Introducing: Dan Rees, Artie Vierkant and Jean- Baptiste Bernadet
Guy Hepner is please to introduce emerging artists Dan Rees, Artie Vierkant and Jean- Baptiste Bernadet, now available for purchase.
Dan Rees is a multi-disciplinary artist whose work spans across a variety of mediums. Born in the United Kingdom, Rees currently lives and works in Berlin and is most known for his conceptually oriented abstract paintings that often work in dialogue with existing art. Many of Rees works suggest social and political components through aspects that speak to his Welsh heritage and middle class upbringing.
Shaker Peg Painting comes from a series of work which Rees completed in 2011. The series saw monochromatic canvas mounted onto shaker peg rails at various heights displayed around a gallery space. This piece engages both process-driven and concept-based approaches to art making.
Artie Vierkant’s work centers on the interaction between the physical and digital entities of art. Born in Minnesota, Vierkant currently lives and works in New York and has been credited for leading debates related to both the development of art in a ‘post internet’ age and to its contemporaneous intellectual property rights.
His Image Object series started in 2011 and has become a continually ongoing project for the artist. This series explores the importance of how art can be represented across different media, by creating works that exists somewhere between physical sculptures and altered documentation images. “Each piece begins its life as a digital file, of which countless variations exist. These are then rendered as UV prints on dibond and precision-cut to the form of the piece to create photographic prints with the depth and presence of a sculpture.”
French born artist Jean- Baptiste Bernadet is an emerging artist with alluring style. Now based in Brussels, Bernadet is known for exploring paintings many dialects. It is evident that Bernadet is fluent in many styles- minimal, monochromic, gestural, impressionistic, as his works aim to challenge the viewer’s perception of color, shape and focus in several different ways.

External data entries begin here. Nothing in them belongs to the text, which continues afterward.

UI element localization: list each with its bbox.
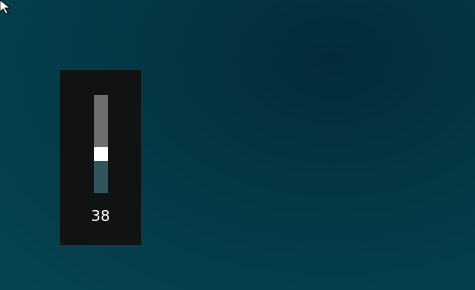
desktop: { "desktop": { "background_color": "#043… (0, 0, 475, 290)
volume-slider-track[interactable] (94, 95, 108, 147)
volume-slider[interactable] (94, 95, 108, 193)
volume-slider-fill[interactable] (94, 161, 108, 193)
arrow-pointer-icon (0, 0, 12, 14)
volume-level-label: 38 (90, 207, 111, 225)
volume-flyout: 38 (60, 70, 141, 245)
volume-slider-thumb[interactable] (94, 147, 108, 161)
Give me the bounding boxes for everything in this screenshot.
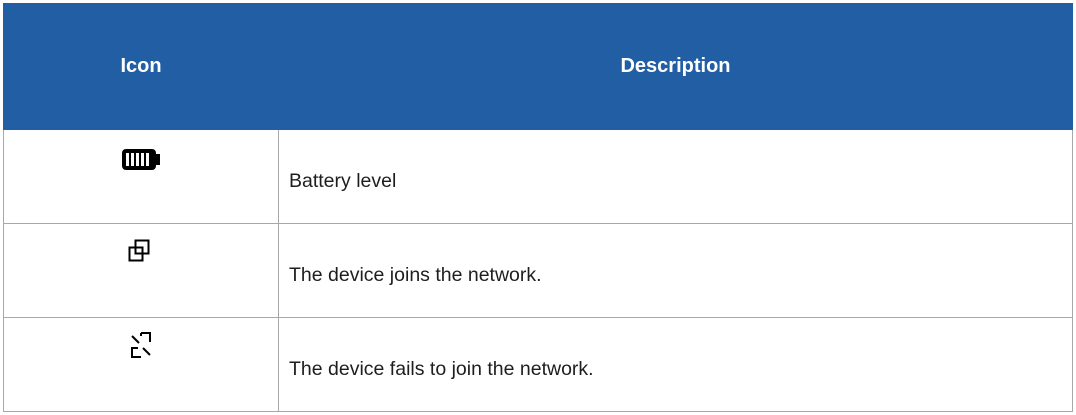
description-column-header: Description (278, 3, 1073, 130)
table-row: Battery level (3, 129, 1073, 224)
description-cell: The device fails to join the network. (278, 317, 1073, 412)
description-cell: Battery level (278, 129, 1073, 224)
battery-level-icon (111, 141, 171, 181)
icon-column-header: Icon (3, 3, 279, 130)
network-join-failed-icon (111, 329, 171, 369)
icon-description-table: Icon Description Battery level The devic… (3, 3, 1073, 412)
network-joined-icon (111, 235, 171, 275)
header-row: Icon Description (3, 3, 1073, 130)
icon-cell (3, 129, 279, 224)
description-cell: The device joins the network. (278, 223, 1073, 318)
table-row: The device fails to join the network. (3, 317, 1073, 412)
description-text: The device fails to join the network. (289, 358, 594, 380)
description-text: The device joins the network. (289, 264, 542, 286)
icon-cell (3, 317, 279, 412)
description-text: Battery level (289, 170, 397, 192)
icon-cell (3, 223, 279, 318)
table-row: The device joins the network. (3, 223, 1073, 318)
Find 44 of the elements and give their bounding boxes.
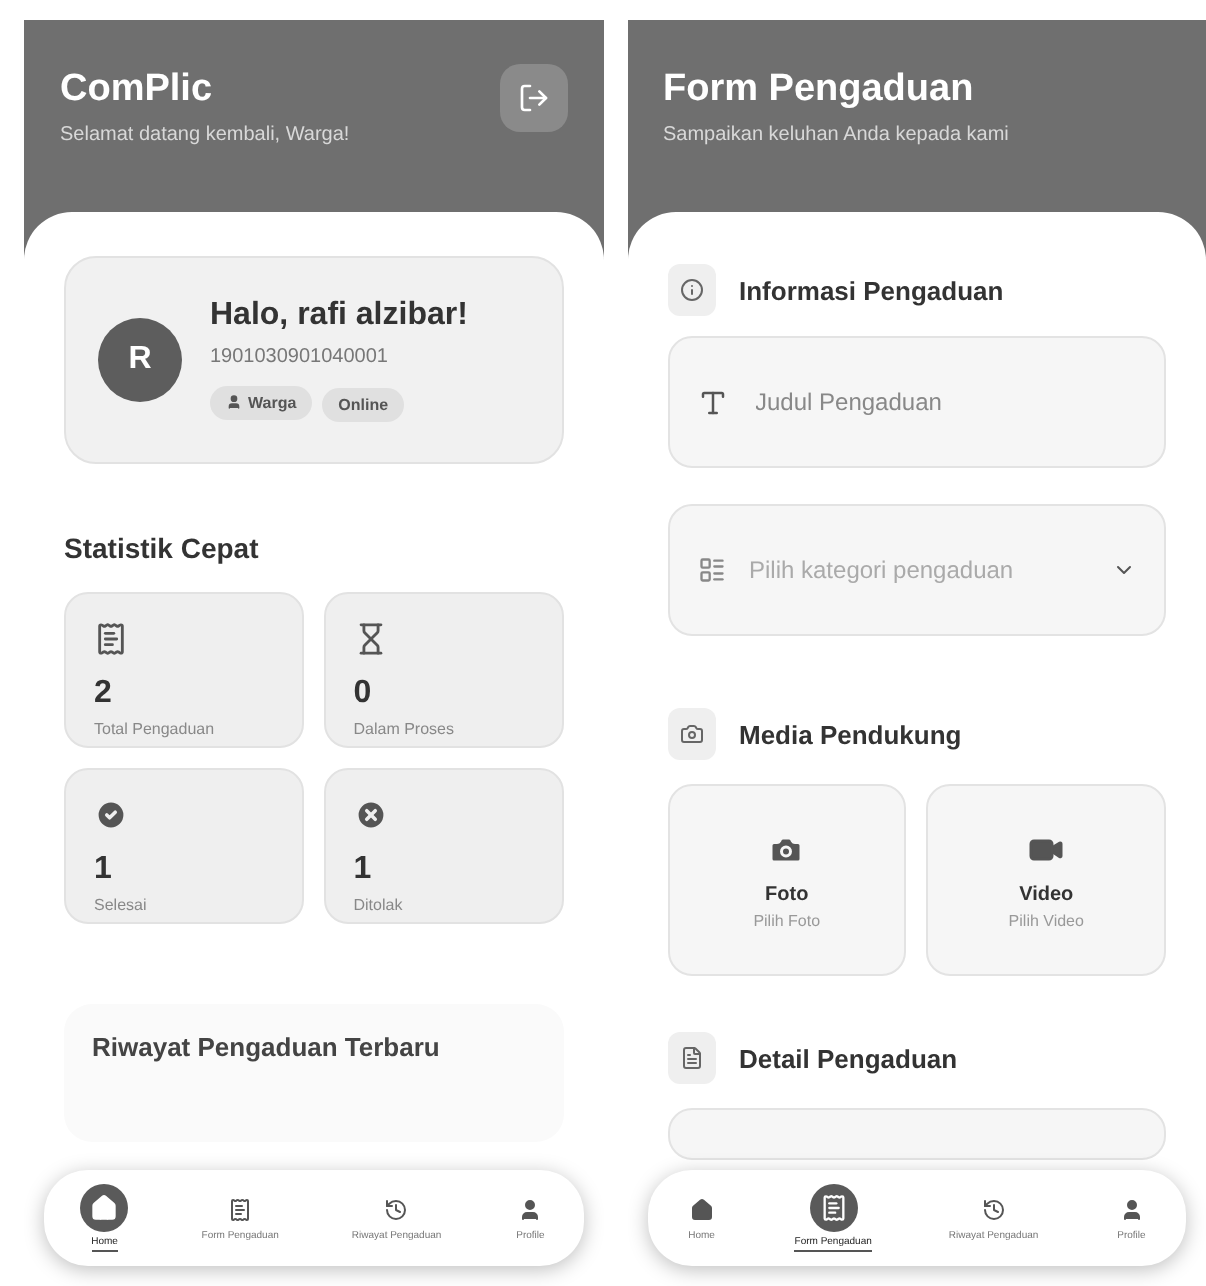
status-badge: Online [322,388,405,422]
role-badge: Warga [210,385,313,419]
title-input[interactable]: Judul Pengaduan [751,386,1136,418]
stat-label: Selesai [94,896,149,914]
history-icon [981,1197,1006,1221]
stat-value: 0 [353,676,374,712]
receipt-icon [228,1197,253,1221]
logout-button[interactable] [499,64,567,132]
check-circle-icon [94,798,128,832]
stat-label: Dalam Proses [353,720,456,738]
welcome-text: Selamat datang kembali, Warga! [60,124,350,146]
section-title: Statistik Cepat [64,532,261,564]
document-icon [667,1032,715,1084]
x-circle-icon [353,798,388,832]
section-title: Detail Pengaduan [739,1043,958,1073]
receipt-icon [94,622,128,656]
info-icon [667,264,715,316]
avatar: R [98,318,182,402]
greeting-text: Halo, rafi alzibar! [210,298,468,334]
stat-value: 1 [353,852,374,888]
stat-label: Total Pengaduan [94,720,217,738]
section-title: Media Pendukung [739,719,962,749]
home-icon [689,1197,714,1221]
section-title: Informasi Pengaduan [739,275,1004,305]
text-icon [697,387,727,417]
list-icon [697,556,725,584]
page-title: Form Pengaduan [663,68,976,112]
app-title: ComPlic [60,68,215,112]
home-icon [90,1194,119,1222]
media-option[interactable]: Foto Pilih Foto [667,784,907,976]
camera-icon [667,708,715,760]
stat-value: 2 [94,676,114,712]
stat-label: Ditolak [353,896,405,914]
receipt-icon [819,1194,848,1222]
logout-icon [517,82,549,114]
media-option[interactable]: Video Pilih Video [926,784,1166,976]
recent-title: Riwayat Pengaduan Terbaru [92,1032,442,1062]
stat-value: 1 [94,852,114,888]
history-icon [384,1197,409,1221]
user-icon [518,1197,543,1221]
detail-field[interactable] [667,1108,1166,1160]
user-icon [1119,1197,1144,1221]
id-number: 1901030901040001 [210,346,390,368]
page-subtitle: Sampaikan keluhan Anda kepada kami [663,124,1009,146]
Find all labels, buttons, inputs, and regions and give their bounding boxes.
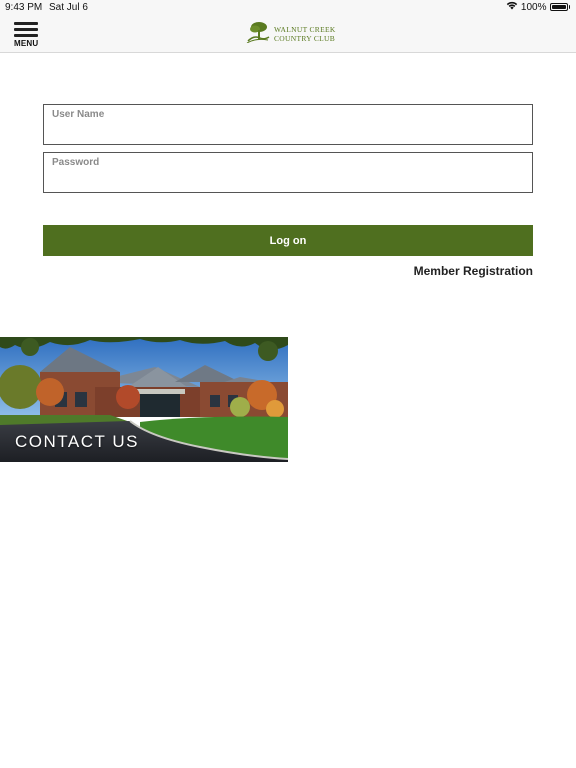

Untitled (Retour) and Untitled (Fugue XXVII) amplify Bernadet’s approach to painting which sees him attack the canvas to create a fugitive sense of perception and memory. His process of building up the canvas using thin brush strokes, both progressively and systematically, prevent the viewers eye from locating any points of focus. These repeated marks work together to create an effect that move between the recognizable and the abstract.